Her and I carried ourselves over to the Atchafalaya Club in Henderson. For those of you who can’t pronounce Atchafalaya....let me help you. A chaf a lie ya. (The "t" is silent) I know I should have been an English teacher.

Playing at the Atchafalaya Club was Travis Matte and the Zydeco Kingpins. www.travismatte.com  MY friend and I were in the mood for shaking our booty so we found ourselves a dancing partner. We did not mind sharing him but it was I who got asked for my phone number. So not all was lost! I don’t know why I bother but he asked so I gave it.

I quit drinking about 2 hours before I left because I knew I had to drive an hour to get home. I am not a big drinker and I’m very cautious about drinking and driving. When I arrived back into my home town  the APD decided to have a DUI checkpoint. Never in my life have I ever been tested for alcohol consumption. When they stopped me and asked if I had been drinking, I was honest with them and told them that, yes, I had drank two coronas about 2 hours previously. The officer told me that I would have to pull over to be tested. I had no clue what this entailed but I was getting ready to find out. Here is the ensuing dialog:

Officer: "Mame, please get your drivers license and step out of the car."

Me: "Okay Officer"

Officer " What do you have in that container"

Me " Sir, that is watered down ice that I got before I left the bar" Anyone who knows me knows I love to chew ice but the officer thought I was lying so he had to sniff it. Water indeed.

Officer: "Step over here I’m going to have to test you"

Me: "Yes sir Officer!"

Officer: "I need you to follow my finger"

Me: (I really wanted to pass the test!) : "Hmmm...Sir where is it going and would you mind giving me directions ."

He wasn’t amused.

I passed the test and even though I passed they wanted to know if I knew someone who could come and get me. I told him that I was stood up tonight and if I can’t get a date to take me out what made him think I could find someone to take me home?

The officer hollers at one of his fellow officers and says "Dane, you said you think you know her?"

Dane: "Yes, I know her!  I've seen her on myspace.com" 

Me:  "Thank you Dane and tell your mother I said hi!" 

Alleluia Dane you saved my ass from having to find someone to come get me.

7 comments:

garnett109 said...

jeeze thats not right every time they see me it's aticket or prove you were not there ! hey hugz have a great week!

hadonfield78 said...

Sounds like you had an interesting evening.................
So how many corona's does it take to get ya tipsy ????   he he he

emabecmar said...

wow what a night you had. glad you did'nt get a ticket. wtg Dane, lol. (((hugs)))
cindy

siennastarr said...

How come nothing exciting like that ever happens to me??? lol

You have all the fun, sis! hee

Hugs,
Jackie

caesar1958 said...

Aaaaaaaayyy......Cher............it's never boring with you!!!!!!!!
Well.....at least he didn't send ya purple and gold roses.......

swibirun said...

Am I the only one that gets strip searched at the airport and dui checkpoints?  Sheesh! (ha ha)
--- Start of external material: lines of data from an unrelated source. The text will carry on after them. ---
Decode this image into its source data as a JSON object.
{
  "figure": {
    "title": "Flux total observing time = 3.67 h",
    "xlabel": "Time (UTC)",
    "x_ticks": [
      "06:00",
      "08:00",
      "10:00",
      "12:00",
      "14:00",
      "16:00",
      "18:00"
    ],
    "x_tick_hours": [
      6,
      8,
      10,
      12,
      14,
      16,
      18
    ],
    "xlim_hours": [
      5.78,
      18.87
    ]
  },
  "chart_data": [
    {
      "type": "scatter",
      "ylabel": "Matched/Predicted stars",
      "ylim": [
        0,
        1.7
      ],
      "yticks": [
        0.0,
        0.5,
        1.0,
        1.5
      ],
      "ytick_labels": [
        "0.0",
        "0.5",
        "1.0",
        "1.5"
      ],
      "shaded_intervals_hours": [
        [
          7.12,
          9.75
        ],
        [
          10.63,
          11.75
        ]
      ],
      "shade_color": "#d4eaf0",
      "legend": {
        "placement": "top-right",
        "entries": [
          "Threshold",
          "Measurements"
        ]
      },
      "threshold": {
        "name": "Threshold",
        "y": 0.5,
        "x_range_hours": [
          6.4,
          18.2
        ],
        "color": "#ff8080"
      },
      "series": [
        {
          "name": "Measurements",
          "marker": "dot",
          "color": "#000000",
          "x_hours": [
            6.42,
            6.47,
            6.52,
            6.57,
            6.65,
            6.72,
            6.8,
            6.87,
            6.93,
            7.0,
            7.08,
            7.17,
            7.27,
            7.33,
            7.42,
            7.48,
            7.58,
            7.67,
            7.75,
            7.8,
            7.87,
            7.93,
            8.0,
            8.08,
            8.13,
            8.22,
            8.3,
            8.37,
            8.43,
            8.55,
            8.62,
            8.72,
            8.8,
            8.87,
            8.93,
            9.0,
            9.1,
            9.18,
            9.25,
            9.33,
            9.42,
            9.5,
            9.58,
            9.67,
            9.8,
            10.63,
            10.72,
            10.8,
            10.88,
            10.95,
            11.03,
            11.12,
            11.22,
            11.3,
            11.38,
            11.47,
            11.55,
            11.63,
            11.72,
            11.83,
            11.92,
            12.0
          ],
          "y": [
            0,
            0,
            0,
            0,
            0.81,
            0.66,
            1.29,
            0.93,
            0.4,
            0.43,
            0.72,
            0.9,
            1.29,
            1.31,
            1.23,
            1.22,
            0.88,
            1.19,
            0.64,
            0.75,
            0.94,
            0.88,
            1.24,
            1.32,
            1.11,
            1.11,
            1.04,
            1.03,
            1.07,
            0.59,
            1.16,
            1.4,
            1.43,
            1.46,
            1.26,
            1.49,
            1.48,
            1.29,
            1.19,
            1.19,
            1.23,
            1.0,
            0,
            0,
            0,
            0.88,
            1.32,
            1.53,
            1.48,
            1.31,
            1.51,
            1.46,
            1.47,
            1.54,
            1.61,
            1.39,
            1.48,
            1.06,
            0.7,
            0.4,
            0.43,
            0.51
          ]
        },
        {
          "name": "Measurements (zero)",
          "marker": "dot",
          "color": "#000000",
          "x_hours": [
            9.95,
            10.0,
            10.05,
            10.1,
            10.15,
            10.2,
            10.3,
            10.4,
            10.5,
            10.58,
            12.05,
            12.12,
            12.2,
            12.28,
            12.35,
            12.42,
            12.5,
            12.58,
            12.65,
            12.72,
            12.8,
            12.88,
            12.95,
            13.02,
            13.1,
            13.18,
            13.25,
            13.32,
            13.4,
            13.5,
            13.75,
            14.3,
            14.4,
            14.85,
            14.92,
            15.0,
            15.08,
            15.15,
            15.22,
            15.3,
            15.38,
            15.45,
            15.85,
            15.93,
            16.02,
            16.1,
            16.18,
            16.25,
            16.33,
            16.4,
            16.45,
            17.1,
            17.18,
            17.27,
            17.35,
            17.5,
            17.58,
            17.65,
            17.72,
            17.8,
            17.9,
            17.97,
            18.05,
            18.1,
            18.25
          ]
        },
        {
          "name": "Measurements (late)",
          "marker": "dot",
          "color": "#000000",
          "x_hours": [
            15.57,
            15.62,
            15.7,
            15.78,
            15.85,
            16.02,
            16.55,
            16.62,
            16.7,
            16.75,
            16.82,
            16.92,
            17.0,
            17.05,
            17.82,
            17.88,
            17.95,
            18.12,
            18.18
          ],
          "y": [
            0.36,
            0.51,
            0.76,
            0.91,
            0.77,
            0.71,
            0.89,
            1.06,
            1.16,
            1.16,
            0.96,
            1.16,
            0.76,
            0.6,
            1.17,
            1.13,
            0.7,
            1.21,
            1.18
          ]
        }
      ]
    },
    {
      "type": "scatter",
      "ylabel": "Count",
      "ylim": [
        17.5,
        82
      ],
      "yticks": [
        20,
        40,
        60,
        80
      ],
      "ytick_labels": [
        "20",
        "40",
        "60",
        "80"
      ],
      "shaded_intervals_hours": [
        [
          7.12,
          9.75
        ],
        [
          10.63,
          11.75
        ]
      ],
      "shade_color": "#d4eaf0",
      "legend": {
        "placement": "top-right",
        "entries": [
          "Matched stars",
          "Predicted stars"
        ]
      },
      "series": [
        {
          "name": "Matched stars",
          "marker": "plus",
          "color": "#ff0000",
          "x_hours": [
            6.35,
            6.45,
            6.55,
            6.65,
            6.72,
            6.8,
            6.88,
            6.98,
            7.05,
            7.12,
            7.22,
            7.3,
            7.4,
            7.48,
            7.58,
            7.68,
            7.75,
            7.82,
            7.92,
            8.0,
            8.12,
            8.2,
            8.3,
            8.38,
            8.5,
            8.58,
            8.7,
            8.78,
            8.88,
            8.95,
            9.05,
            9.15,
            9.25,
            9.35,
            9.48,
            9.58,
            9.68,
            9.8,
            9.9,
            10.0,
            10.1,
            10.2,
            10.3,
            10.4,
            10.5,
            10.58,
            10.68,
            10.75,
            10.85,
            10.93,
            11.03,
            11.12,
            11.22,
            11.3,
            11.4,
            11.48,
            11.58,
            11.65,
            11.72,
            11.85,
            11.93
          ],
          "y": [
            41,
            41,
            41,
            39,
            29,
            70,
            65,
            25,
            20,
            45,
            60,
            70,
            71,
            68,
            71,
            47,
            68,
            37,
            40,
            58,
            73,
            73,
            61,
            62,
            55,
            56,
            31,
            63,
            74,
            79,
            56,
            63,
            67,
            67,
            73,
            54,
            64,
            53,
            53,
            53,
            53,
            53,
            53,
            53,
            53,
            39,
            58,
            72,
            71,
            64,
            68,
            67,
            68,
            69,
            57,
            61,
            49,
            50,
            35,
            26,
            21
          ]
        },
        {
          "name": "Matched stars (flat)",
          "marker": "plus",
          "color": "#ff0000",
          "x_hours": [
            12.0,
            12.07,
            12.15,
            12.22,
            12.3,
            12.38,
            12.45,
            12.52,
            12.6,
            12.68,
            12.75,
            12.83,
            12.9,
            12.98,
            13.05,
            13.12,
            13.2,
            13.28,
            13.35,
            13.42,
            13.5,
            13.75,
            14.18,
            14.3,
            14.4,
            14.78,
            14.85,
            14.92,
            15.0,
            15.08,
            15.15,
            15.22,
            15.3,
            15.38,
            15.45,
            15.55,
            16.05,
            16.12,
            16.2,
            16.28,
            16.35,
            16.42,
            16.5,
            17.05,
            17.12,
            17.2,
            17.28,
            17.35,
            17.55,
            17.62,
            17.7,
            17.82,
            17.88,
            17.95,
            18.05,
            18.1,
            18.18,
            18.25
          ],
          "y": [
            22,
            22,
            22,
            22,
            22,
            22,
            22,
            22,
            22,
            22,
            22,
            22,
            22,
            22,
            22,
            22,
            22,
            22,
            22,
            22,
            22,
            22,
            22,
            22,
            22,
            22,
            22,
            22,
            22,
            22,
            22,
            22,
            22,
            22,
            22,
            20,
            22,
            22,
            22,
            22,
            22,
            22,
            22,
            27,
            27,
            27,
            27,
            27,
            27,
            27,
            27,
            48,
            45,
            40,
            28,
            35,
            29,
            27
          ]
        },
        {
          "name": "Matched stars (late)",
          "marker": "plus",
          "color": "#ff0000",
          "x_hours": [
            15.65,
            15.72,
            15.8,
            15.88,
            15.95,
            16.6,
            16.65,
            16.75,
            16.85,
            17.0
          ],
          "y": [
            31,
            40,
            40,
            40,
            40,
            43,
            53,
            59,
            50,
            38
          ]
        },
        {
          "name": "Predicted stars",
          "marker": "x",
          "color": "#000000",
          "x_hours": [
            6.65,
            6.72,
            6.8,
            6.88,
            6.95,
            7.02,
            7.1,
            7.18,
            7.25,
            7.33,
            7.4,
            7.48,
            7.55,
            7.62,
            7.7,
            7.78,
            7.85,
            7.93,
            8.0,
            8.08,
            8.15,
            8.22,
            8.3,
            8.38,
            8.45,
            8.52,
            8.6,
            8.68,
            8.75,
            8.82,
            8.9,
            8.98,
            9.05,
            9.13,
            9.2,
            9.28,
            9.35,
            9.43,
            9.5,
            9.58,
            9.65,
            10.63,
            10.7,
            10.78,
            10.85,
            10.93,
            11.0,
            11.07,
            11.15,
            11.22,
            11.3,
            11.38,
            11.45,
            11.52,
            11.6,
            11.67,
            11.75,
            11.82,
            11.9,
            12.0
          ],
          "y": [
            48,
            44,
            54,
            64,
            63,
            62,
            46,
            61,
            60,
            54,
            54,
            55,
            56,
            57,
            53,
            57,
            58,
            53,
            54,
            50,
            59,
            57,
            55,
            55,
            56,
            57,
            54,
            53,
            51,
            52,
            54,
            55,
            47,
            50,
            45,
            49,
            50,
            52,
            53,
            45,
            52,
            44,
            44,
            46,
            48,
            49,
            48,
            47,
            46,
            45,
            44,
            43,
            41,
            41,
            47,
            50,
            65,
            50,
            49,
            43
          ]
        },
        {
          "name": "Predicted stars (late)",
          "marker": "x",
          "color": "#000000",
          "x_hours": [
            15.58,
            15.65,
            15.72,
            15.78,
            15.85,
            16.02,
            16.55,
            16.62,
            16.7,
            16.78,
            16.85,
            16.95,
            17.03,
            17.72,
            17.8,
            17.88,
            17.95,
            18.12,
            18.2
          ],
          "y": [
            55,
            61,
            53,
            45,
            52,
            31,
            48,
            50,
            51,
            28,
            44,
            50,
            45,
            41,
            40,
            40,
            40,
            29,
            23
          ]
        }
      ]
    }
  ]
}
Glad you got through all right.  

Sorry about Mr. My Cell Phone Connection Is Unreliable.......you should switch providers so you can re-connect! (Love that commercial).

Maybe the guys realize you are too good for them and that is why they bail out?

Chris
http://inanethoughtsandinsaneramblings.blogspot.com/

gailmb said...

OMG! I LOVE the Zydeco Kingpins (although, for the life of me, I can't remember where I first heard them).

Officers of the law never have a sense of humor, especially when they're trying to write a few DUI tickets! You got lucky that time, girlfriend!! (and I can't believe you were wise-assin' at a DUI checkpoint! 'Bout fell off my chair laughing.)